Men's grooming a serious business

Styling, waxing, threading — nothing is out of bounds for men anymore

Nearly a decade ago, any conversation around men’s grooming was awkward and avoidable. It was socially and culturally acceptable for a man to not care about his look and why not — rugged and messy was a sign of masculinity.

The situation is vastly different now and men are using grooming products openly. From shampoos and peel-off masks to face washes and creams, the cosmetic industry is witnessing a surge in demand for men’s products; a reason why we have many brands like Beardo, The Man Company, Bombay Shaving Company and All Man Store today, all curating personal grooming products for men.

So what changed over the years? Suraj Chaudhari, co-founder of ‘Zlade’, a men’s shaving company, says that with workplaces becoming liberal in their approach, professionals focus on grooming more seriously.

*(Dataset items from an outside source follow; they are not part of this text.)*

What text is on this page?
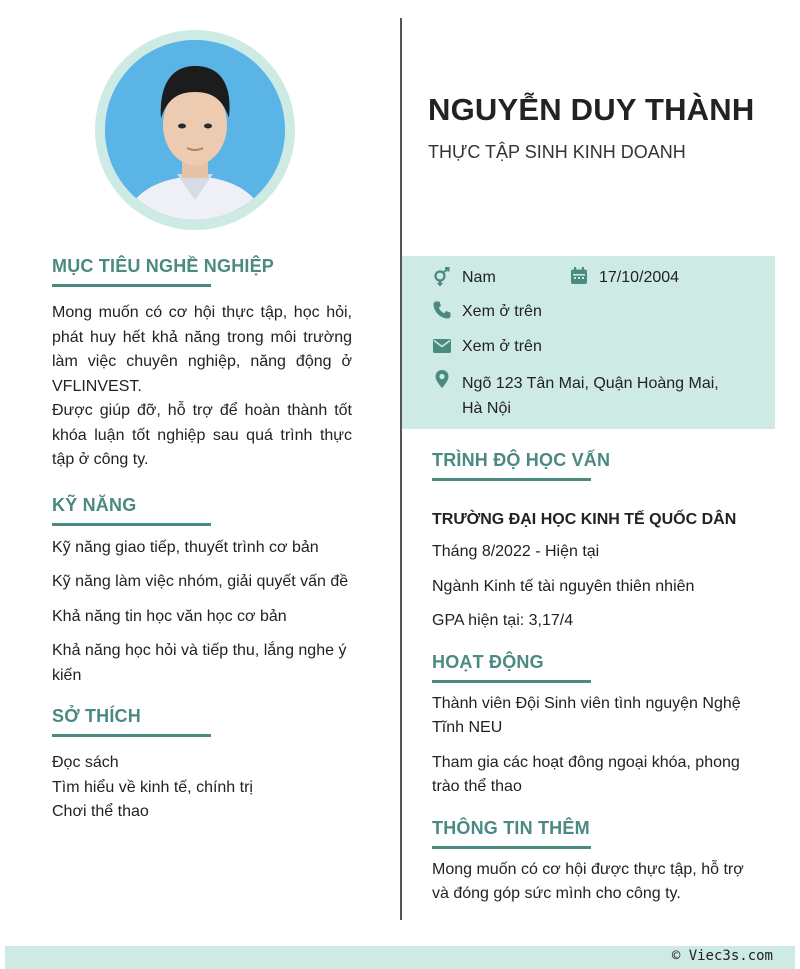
MỤC TIÊU NGHỀ NGHIỆP
Mong muốn có cơ hội thực tập, học hỏi, phát huy hết khả năng trong môi trường làm việc chuyên nghiệp, năng động ở VFLINVEST.
Được giúp đỡ, hỗ trợ để hoàn thành tốt khóa luận tốt nghiệp sau quá trình thực tập ở công ty.
KỸ NĂNG
Kỹ năng giao tiếp, thuyết trình cơ bản
Kỹ năng làm việc nhóm, giải quyết vấn đề
Khả năng tin học văn học cơ bản
Khả năng học hỏi và tiếp thu, lắng nghe ý kiến
SỞ THÍCH
Đọc sách
Tìm hiểu về kinh tế, chính trị
Chơi thể thao
NGUYỄN DUY THÀNH
THỰC TẬP SINH KINH DOANH
Nam	17/10/2004
Xem ở trên
Xem ở trên
Ngõ 123 Tân Mai, Quận Hoàng Mai,
Hà Nội
TRÌNH ĐỘ HỌC VẤN
TRƯỜNG ĐẠI HỌC KINH TẾ QUỐC DÂN
Tháng 8/2022 - Hiện tại
Ngành Kinh tế tài nguyên thiên nhiên
GPA hiện tại: 3,17/4
HOẠT ĐỘNG
Thành viên Đội Sinh viên tình nguyện Nghệ Tĩnh NEU
Tham gia các hoạt đông ngoại khóa, phong trào thể thao
THÔNG TIN THÊM
Mong muốn có cơ hội được thực tập, hỗ trợ và đóng góp sức mình cho công ty.
© Viec3s.com
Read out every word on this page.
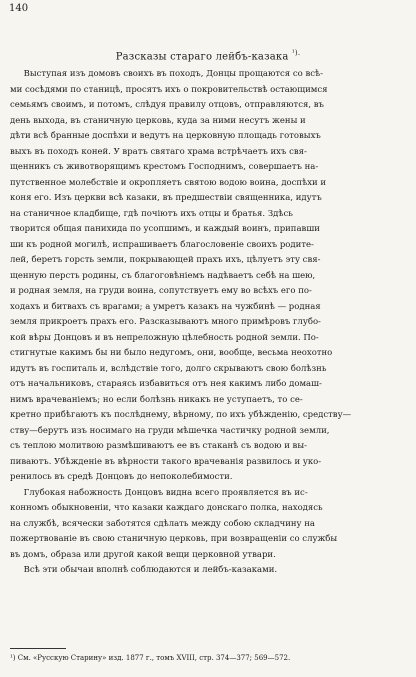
140
Разсказы стараго лейбъ-казака $^{^1).}$
Выступая изъ домовъ своихъ въ походъ, Донцы прощаются со всѣ-
ми сосѣдями по станицѣ, просятъ ихъ о покровительствѣ остающимся
семьямъ своимъ, и потомъ, слѣдуя правилу отцовъ, отправляются, въ
день выхода, въ станичную церковь, куда за ними несутъ жены и
дѣти всѣ бранные доспѣхи и ведутъ на церковную площадь готовыхъ
выхъ въ походъ коней. У вратъ святаго храма встрѣчаетъ ихъ свя-
щенникъ съ животворящимъ крестомъ Господнимъ, совершаетъ на-
путственное молебствіе и окропляетъ святою водою воина, доспѣхи и
коня его. Изъ церкви всѣ казаки, въ предшествіи священника, идутъ
на станичное кладбище, гдѣ почіютъ ихъ отцы и братья. Здѣсь
творится общая панихида по усопшимъ, и каждый воинъ, припавши
ши къ родной могилѣ, испрашиваетъ благословеніе своихъ родите-
лей, беретъ горсть земли, покрывающей прахъ ихъ, цѣлуетъ эту свя-
щенную персть родины, съ благоговѣніемъ надѣваетъ себѣ на шею,
и родная земля, на груди воина, сопутствуетъ ему во всѣхъ его по-
ходахъ и битвахъ съ врагами; а умретъ казакъ на чужбинѣ — родная
земля прикроетъ прахъ его. Разсказываютъ много примѣровъ глубо-
кой вѣры Донцовъ и въ непреложную цѣлебность родной земли. По-
стигнутые какимъ бы ни было недугомъ, они, вообще, весьма неохотно
идутъ въ госпиталь и, вслѣдствіе того, долго скрываютъ свою болѣзнь
отъ начальниковъ, стараясь избавиться отъ нея какимъ либо домаш-
нимъ врачеваніемъ; но если болѣзнь никакъ не уступаетъ, то се-
кретно прибѣгаютъ къ послѣднему, вѣрному, по ихъ убѣжденію, средству—
ству—берутъ изъ носимаго на груди мѣшечка частичку родной земли,
съ теплою молитвою размѣшиваютъ ее въ стаканѣ съ водою и вы-
пиваютъ. Убѣжденіе въ вѣрности такого врачеванія развилось и уко-
ренилось въ средѣ Донцовъ до непоколебимости.
Глубокая набожность Донцовъ видна всего проявляется въ ис-
конномъ обыкновеніи, что казаки каждаго донскаго полка, находясь
на службѣ, всячески заботятся сдѣлать между собою складчину на
пожертвованіе въ свою станичную церковь, при возвращеніи со службы
въ домъ, образа или другой какой вещи церковной утвари.
Всѣ эти обычаи вполнѣ соблюдаются и лейбъ-казаками.
¹) См. «Русскую Старину» изд. 1877 г., томъ XVIII, стр. 374—377; 569—572.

“Men’s grooming was essentially limited to shaving till just a few years ago. But men are now taking more care of themselves and the market has expanded to include products in facial and beard grooming like facewash for men, body wash and even beard oil and butter.”

Sports and cinema have played a great part in this. “For example, Akshay Kumar embraced his chest hair in his earlier films but today, we see a chiselled body and waxed chest,” observes Chaudhari. Sportspersons like Virat Kohli and David Beckham have set trends in hairstyles and beard styling. More recently, hair-removal brand Veet introduced ‘Veet For Men’ in the Indian market with actor Kartik Aaryan as the brand ambassador.

Manscaping no more taboo

Manscaping (usually referring to shaving pubic hair but can also cover chest, back, shoulder or armpit hair) is a major part of men’s grooming. In 2001, the American label ‘Nair’ introduced hair removal cream for men.

While the traditional approach is to shave, now they opt for waxing or using a trimmer.

“The open conversation about body hair has encouraged many to see things from a different perspective. It is, however, a personal choice whether or not a man (or a woman) wants to get rid of their body hair,” says Suraj.

Salons are for men too

Men, especially professionals, have started investing time and money on personal care. Many of them now spend more than women at high-end salons. From hair styling and hair spa to a pedicure or manicure, nothing is an awkward demand anymore. Threading is also acceptable now.

Online grooming service UrbanClap recently launched in-house grooming services for men in nine cities, including Bengaluru, Delhi and Mumbai.

Becoming more experimental

From flaunting a man bun to experimenting with hair colours, men have become more adventurous when it comes to experimenting with their hairstyles. While red, burgundy and ash brown are some of the trending hair colours for men, the ‘salt and pepper’ look remains a classic.

When it comes to moustaches, Indian men take inspiration from heroes in the latest Bollywood movies. Actor Ranveer Singh is a favourite. Indian Air Force pilot Abhinandan Varthaman’s gunslinger moustache caught a lot of attention too.

Role reversal?

A recent advertisement by razor brand ‘Billie’, released for ‘Movember’, encourages women to embrace their facial hair — a welcome change from the conventional idea.

While personal grooming was optional for boys, girls were encouraged to strictly follow the rules and were judged even for the slightest aberrations. But now, for many women, flaunting body hair is seen as a sign of liberation. Simultaneously, men are claiming the freedom to remove body hair without being called feminine.